X Grande Prémio da Arrábida

Reportagem da manhã do último domingo: corrida de 12,50 Km, organizada pela Associação de Atletismo Lebres do Sado. O primeiro fim-de-semana de frio de Inverno, mas por sorte, com sol.

Normalmente opto por correr perto de casa e para quê ir para longe, se perto de nós temos espaços fantásticos para correr? Foi o caso desta corrida, que partiu do jardim de Vanicelos, em Setúbal, passou pelas quintas e terrenos rurais da baixa de Palmela, onde nos cruzámos com pastores e rebanhos de ovelhas (com as suas crias recém nascidas) até chegar ao ponto central da corrida, a subida até Palmela pela chamada “subida da cobra”. Uma subida sofrida, que parecia interminável e que fiz meio a correr, meio a caminhar, mas sempre com força nas pernas.

Chegados a Palmela, finalmente a descer, corremos pela Estrada de vale dos Barris e regressámos a Setúbal, descendo pelo caminho de terra batida dos bombeiros. Aqui, por força do terreno, a corrida aproximou-se do “trail running”.

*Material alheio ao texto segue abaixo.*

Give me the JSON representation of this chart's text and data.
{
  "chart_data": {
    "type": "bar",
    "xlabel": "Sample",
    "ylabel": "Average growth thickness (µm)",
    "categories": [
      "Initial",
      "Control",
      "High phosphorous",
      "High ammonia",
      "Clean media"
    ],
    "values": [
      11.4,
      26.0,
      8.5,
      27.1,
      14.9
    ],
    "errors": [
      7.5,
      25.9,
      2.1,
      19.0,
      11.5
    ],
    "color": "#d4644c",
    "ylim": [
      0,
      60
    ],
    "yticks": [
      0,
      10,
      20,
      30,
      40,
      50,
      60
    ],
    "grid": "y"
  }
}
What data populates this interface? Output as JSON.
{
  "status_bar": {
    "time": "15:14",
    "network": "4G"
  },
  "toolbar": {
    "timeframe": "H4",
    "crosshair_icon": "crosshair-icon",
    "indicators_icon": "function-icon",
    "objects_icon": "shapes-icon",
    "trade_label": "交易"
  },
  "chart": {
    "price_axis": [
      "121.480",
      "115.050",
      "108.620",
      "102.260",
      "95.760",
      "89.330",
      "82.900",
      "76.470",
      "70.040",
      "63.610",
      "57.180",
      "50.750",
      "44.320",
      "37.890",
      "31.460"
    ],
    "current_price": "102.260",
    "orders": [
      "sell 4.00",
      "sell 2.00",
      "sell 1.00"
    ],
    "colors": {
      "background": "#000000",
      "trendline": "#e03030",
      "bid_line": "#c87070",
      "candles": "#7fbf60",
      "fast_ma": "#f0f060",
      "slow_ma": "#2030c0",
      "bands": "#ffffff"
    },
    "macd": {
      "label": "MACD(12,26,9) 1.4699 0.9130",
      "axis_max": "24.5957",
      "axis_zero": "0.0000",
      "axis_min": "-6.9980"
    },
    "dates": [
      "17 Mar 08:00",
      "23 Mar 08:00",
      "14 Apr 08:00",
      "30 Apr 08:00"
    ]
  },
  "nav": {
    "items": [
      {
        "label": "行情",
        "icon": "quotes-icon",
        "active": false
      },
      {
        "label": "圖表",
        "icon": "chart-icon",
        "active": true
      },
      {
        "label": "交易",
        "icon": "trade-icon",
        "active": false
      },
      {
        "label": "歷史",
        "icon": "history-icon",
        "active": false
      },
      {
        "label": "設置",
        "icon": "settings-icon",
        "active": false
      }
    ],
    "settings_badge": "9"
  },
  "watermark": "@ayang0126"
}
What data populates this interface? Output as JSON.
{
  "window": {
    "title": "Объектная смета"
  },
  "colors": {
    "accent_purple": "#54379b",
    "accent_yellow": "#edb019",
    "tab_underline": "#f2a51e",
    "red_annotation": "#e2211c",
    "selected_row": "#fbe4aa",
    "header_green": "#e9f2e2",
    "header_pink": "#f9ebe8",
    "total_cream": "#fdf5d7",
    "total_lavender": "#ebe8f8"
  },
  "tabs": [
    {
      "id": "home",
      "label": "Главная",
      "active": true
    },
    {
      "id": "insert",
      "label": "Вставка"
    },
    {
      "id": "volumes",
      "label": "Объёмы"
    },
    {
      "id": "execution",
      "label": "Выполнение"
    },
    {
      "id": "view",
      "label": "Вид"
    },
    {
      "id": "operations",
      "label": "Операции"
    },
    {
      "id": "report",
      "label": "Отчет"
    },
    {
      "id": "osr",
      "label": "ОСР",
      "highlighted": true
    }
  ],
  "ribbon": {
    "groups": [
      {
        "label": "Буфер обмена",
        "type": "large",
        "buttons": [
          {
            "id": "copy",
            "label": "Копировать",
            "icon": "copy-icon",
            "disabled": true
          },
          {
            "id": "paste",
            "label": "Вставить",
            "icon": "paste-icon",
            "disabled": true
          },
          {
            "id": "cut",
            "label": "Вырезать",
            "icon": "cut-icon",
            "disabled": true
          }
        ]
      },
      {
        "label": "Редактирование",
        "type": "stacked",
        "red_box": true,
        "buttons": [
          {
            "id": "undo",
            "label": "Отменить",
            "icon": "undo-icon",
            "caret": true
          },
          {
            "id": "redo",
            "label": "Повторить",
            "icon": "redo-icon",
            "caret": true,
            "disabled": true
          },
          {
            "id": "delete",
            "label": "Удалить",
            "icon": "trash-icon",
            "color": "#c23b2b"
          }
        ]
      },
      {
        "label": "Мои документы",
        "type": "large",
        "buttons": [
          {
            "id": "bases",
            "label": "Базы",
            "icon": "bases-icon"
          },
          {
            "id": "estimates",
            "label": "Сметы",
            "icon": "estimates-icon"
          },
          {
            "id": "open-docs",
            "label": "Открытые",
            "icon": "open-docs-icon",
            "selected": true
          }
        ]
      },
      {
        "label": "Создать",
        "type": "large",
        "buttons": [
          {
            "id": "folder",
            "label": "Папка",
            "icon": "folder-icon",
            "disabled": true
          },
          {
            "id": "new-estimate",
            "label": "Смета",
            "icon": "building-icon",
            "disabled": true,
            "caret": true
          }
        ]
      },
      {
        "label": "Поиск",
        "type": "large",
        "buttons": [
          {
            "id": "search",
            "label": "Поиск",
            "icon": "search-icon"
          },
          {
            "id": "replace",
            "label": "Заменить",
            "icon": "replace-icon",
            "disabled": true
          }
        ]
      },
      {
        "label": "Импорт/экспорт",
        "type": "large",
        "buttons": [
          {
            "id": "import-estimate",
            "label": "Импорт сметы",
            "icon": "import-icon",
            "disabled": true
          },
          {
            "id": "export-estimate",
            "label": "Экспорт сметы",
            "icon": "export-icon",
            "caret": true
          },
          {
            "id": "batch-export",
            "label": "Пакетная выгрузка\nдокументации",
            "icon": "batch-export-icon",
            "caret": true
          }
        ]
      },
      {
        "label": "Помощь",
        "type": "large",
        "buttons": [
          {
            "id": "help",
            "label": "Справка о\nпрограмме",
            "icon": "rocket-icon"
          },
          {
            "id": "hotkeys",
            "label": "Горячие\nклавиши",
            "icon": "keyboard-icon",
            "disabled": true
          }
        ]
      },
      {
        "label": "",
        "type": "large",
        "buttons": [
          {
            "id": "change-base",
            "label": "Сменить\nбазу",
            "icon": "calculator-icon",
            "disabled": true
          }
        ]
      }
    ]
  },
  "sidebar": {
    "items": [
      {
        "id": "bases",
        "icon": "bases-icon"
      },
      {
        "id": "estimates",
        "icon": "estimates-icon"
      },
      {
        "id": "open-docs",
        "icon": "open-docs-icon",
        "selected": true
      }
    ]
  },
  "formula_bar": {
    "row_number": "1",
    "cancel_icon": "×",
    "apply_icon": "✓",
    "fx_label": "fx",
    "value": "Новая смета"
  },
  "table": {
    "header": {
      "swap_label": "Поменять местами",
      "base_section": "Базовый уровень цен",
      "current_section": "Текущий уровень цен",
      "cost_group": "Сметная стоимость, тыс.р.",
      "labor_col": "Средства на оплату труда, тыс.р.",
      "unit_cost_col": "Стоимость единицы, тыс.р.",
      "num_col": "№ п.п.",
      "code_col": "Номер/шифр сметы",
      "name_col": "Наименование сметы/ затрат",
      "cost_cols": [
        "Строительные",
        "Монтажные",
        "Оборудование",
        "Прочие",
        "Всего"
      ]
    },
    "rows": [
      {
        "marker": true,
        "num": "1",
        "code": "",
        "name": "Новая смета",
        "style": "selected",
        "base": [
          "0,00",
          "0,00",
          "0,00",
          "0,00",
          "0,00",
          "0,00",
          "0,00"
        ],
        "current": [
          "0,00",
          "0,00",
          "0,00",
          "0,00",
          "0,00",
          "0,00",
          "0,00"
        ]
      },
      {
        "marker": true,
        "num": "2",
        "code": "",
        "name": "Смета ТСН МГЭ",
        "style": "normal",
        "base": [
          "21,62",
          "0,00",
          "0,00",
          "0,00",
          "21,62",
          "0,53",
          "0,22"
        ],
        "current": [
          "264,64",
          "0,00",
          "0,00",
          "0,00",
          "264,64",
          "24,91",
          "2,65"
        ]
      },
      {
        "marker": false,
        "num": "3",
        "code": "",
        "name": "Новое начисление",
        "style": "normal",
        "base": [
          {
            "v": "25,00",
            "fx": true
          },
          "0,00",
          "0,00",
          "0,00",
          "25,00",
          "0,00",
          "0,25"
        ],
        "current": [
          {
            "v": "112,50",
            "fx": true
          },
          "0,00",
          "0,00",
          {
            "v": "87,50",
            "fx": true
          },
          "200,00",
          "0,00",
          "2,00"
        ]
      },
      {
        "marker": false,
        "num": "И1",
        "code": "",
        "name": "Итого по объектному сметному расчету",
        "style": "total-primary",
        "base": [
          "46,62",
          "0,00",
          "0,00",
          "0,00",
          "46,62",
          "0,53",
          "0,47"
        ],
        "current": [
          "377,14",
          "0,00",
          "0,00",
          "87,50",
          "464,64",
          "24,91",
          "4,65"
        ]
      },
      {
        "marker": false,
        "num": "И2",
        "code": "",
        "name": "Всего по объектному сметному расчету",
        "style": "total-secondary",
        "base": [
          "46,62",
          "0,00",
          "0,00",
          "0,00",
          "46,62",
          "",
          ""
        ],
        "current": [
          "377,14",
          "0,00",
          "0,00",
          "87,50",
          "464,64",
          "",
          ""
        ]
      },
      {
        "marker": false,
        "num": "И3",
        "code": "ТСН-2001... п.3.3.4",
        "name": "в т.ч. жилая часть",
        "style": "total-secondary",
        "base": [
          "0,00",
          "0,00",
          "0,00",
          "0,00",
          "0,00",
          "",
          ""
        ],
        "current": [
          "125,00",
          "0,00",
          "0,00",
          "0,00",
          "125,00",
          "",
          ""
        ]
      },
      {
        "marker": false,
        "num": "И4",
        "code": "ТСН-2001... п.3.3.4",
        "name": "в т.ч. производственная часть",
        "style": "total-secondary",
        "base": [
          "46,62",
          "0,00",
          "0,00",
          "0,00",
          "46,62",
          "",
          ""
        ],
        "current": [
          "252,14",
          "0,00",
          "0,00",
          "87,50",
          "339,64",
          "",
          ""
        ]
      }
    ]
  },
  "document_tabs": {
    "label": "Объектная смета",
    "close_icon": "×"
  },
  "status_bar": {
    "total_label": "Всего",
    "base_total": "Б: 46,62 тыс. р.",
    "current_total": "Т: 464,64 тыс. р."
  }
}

Fomos surpreendidos por um abastecimento “surpresa” de Moscatel de Setúbal e línguas de gato. Confesso que não veio na melhor altura, porque era numa descida, ia toda lançada e tive que parar para beber o copito de moscatel. Mas, não podia falhar!

Esse trilho dos bombeiros desembocou na estrada da baixa de Palmela, que percorremos, de volta, até à meta que estava no jardim de Vanicelos.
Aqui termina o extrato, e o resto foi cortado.